Le génocide Arménien
Génocide : destruction méthodique et systématique d’un groupe d’humains.
Dictionnaire Robert
Pourquoi a-t-il eu lieu ?
La place des Arméniens dans l’Empire
Les Arméniens sont soumis aux règles de l’Empire turque dès l’invasion au XVe siècle. L’Arménie n’est plus un pays en tant que tel : la communauté arménienne est noyée dans un ensemble hétérogène. C’est une minorité ethnique. Les historiens estiment qu’il y avait entre 1.5 million et 2.5 millions d’arméniens parmi 36 millions de gens au total dans l’Empire. Les Arméniens sont considérés comme des habitants de seconde catégorie. 👎
Signes précurseurs
En 1828, la Russie remporte une guerre contre l’Empire ottoman, annexant une partie de l’Arménie, ce qui laisse espérer une libération du joug musulman au sein du peuple. Un premier désir d’autonomie voit le jour.
Aux alentours de 1878, les Arméniens commencent à fonder des partis politiques pour faire respecter leurs droits. Ils protestent contre les impôts abusifs et l’usurpation de leurs terres par les nomades kurdes.
Le sultan Abdül-Hamid II (aussi appelé le sultan rouge ou le « saigneur » pour sa cruauté) organise une première répression contre les Arméniens dont les premières velléités d’affranchissement grandissent. Il veut tuer dans l’œuf la pseudo-rébellion.
L’armée orchestre le premier massacre des Arméniens en 1894. S’ensuivent deux années de tueries, incendies et pillages de villages entiers. Cette boucherie est méconnue et on estime à 300 000 le nombre de victimes, dont un grand nombre de femmes, d’enfants et de vieillards. Un million d’Arméniens sont dépouillés de leurs biens, des églises sont brulées ou transformées en mosquées, et plus de 300 villages sont rayés de la carte. 🗺️
En 1908, le sultan Abdül-Hamid II est renversé par un putsch fomenté par de jeunes officiers révolutionnaires nationalistes, les « Jeunes-Turcs ». Les Arméniens soutiennent la révolution car ils croient en l’amélioration de leur sort. Erreur…

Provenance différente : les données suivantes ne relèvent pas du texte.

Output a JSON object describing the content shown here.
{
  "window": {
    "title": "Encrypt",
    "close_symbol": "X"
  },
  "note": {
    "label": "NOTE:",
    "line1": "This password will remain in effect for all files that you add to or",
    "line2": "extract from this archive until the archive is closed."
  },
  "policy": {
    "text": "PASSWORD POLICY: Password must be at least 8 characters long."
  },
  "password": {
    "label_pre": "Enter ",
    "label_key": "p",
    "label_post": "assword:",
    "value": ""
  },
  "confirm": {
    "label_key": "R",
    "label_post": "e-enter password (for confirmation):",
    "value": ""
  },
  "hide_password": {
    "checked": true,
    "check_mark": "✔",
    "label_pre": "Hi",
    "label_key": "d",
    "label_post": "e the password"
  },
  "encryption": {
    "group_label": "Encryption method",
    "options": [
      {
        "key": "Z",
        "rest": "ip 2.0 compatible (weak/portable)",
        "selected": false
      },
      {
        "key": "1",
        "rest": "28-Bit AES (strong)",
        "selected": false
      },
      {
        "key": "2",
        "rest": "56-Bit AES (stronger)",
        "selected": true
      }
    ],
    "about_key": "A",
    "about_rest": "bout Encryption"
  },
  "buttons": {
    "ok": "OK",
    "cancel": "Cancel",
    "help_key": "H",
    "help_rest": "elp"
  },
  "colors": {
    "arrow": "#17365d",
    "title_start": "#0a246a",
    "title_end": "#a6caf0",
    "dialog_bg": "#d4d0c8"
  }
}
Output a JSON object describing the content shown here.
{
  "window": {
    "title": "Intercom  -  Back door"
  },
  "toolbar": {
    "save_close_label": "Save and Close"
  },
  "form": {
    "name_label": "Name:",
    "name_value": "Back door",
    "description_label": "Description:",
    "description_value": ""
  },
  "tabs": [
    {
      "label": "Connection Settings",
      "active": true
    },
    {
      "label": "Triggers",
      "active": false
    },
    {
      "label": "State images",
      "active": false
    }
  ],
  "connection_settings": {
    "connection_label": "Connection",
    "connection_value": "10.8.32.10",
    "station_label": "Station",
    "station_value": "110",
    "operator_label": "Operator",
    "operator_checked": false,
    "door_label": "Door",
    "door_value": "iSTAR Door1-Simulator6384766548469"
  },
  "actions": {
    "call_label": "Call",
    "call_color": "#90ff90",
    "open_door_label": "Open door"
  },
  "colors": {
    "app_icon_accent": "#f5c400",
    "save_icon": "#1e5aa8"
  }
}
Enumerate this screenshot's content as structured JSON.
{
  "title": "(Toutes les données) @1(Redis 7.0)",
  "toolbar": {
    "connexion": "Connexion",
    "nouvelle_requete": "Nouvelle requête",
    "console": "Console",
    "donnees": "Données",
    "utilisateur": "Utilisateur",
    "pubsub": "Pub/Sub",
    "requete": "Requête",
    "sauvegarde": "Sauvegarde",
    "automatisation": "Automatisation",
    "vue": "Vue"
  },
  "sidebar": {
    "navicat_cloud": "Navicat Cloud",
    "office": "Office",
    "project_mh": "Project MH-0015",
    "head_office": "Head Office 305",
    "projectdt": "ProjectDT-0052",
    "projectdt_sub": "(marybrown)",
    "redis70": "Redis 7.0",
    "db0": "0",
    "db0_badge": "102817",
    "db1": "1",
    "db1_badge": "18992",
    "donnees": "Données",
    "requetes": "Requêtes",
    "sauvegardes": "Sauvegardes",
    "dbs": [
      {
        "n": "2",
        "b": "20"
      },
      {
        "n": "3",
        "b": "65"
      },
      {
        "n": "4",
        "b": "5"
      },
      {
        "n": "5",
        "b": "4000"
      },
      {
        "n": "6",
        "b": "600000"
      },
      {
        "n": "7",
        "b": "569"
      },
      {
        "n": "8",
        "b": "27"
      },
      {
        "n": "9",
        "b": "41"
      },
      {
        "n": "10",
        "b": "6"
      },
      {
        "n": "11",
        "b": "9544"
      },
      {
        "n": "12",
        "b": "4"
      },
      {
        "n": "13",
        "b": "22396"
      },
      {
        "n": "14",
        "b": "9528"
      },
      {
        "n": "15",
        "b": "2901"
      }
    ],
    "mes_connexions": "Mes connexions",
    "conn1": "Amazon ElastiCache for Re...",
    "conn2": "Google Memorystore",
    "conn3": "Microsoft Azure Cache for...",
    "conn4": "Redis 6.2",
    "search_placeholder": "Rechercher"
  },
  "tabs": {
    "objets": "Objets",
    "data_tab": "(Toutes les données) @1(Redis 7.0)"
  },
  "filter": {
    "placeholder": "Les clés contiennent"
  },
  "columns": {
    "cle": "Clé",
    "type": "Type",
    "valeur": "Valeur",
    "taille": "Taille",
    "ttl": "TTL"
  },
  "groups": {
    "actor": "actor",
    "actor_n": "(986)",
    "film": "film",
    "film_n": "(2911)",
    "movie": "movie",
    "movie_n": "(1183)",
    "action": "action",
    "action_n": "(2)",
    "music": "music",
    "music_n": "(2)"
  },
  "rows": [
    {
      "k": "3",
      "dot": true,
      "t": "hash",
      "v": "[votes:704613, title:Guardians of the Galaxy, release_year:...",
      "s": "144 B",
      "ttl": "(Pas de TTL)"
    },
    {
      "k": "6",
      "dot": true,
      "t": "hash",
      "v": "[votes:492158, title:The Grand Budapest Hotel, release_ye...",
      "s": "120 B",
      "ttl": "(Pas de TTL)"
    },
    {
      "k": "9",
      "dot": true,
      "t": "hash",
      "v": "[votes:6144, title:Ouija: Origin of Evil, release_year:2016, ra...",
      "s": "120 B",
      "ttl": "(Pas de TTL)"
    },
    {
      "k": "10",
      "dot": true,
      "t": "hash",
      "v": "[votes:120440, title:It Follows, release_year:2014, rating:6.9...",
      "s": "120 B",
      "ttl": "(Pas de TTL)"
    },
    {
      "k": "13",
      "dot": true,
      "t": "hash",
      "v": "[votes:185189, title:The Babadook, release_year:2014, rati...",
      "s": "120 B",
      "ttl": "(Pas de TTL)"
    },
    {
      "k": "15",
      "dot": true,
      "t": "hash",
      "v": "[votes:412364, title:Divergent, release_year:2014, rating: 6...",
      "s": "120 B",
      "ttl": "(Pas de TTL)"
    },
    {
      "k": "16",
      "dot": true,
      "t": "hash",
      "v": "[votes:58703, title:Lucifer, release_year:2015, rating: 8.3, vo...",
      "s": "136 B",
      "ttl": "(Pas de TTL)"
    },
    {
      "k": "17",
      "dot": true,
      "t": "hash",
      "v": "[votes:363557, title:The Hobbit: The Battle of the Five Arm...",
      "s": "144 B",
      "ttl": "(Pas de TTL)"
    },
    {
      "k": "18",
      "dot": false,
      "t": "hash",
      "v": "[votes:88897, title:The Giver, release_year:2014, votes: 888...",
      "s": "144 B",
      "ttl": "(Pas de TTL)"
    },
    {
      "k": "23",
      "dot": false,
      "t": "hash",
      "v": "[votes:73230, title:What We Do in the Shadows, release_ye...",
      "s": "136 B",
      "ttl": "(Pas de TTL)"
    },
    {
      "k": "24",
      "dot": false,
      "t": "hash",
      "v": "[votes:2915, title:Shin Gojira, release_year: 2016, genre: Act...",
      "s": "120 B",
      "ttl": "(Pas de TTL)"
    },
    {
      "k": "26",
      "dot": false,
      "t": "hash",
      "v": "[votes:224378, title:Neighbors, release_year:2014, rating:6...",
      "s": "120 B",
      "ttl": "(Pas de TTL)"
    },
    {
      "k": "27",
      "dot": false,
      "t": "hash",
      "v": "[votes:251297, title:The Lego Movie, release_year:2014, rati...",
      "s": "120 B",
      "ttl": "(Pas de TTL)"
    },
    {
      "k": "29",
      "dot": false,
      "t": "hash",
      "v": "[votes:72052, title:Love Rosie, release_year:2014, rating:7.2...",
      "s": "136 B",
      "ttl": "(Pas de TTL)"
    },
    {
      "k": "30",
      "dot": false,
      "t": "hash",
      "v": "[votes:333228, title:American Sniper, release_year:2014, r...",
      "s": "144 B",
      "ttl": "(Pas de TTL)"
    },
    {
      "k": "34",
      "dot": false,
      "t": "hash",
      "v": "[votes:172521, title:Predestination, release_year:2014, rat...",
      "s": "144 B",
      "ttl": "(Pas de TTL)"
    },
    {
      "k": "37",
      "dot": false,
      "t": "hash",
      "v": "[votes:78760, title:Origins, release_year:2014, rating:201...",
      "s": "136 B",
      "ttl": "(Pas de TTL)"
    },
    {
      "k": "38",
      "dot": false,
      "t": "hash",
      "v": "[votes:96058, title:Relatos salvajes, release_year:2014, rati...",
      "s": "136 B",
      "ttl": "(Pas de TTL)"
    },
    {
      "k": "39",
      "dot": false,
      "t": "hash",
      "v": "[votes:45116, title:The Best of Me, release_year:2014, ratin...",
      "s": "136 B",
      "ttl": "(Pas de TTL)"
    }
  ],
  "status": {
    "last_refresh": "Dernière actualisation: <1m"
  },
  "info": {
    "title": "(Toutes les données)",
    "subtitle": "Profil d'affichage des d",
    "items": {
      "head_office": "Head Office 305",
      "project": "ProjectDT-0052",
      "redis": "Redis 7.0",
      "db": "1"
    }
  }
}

Les Jeunes-Turcs procèdent à des exactions dès leur investiture au pouvoir. Ils se débarrassent de 30 000 Arméniens à Adana en 1909. Ils cultivent la haine ethnique.
Cela dit, le monde occidental ne réagit pas.
Déroulement du génocide
Le 24 avril 1915, le génocide débute : l’Empire ottoman – qui est en guerre depuis 1910 – retire du front les soldats arméniens qui combattaient pour lui et les déplace dans des corps auxiliaires. C’est une stratégie pour les destituer de leurs armes. 🗡️
Dans la foulée, ils sont exécutés discrètement, sans pouvoir se défendre. Les déserteurs ralliés aux russes « libérateurs » sont également ciblés.
En outre, les soldats turcs ratissent les quartiers arméniens, capturent les intellectuels, et les tuent ou les déportent massivement. Toute la population active, à peu près un tiers des Arméniens, à été éliminée en un temps record. ⌚
Le reste de la population, femmes et enfants notamment, est déporté sous prétexte que les arméniens sont à moitié sur le territoire de la Russie, en guerre contre l’Empire, et qu’ils constituent des éléments suspects d’avoir de la sympathie pour l’ennemi.
La police encercle des villages entiers, rassemble la population, et les gens sont poussés comme du bétail à travers toute la Turquie dans une marche de la mort qui cause des centaines de milliers de victimes.
Les rescapés sont des habitants exilés pour sauver leur peau, des chanceux de l’histoire ayant échappé à la déportation, et des chrétiens convertis de force à l’islam pour survivre.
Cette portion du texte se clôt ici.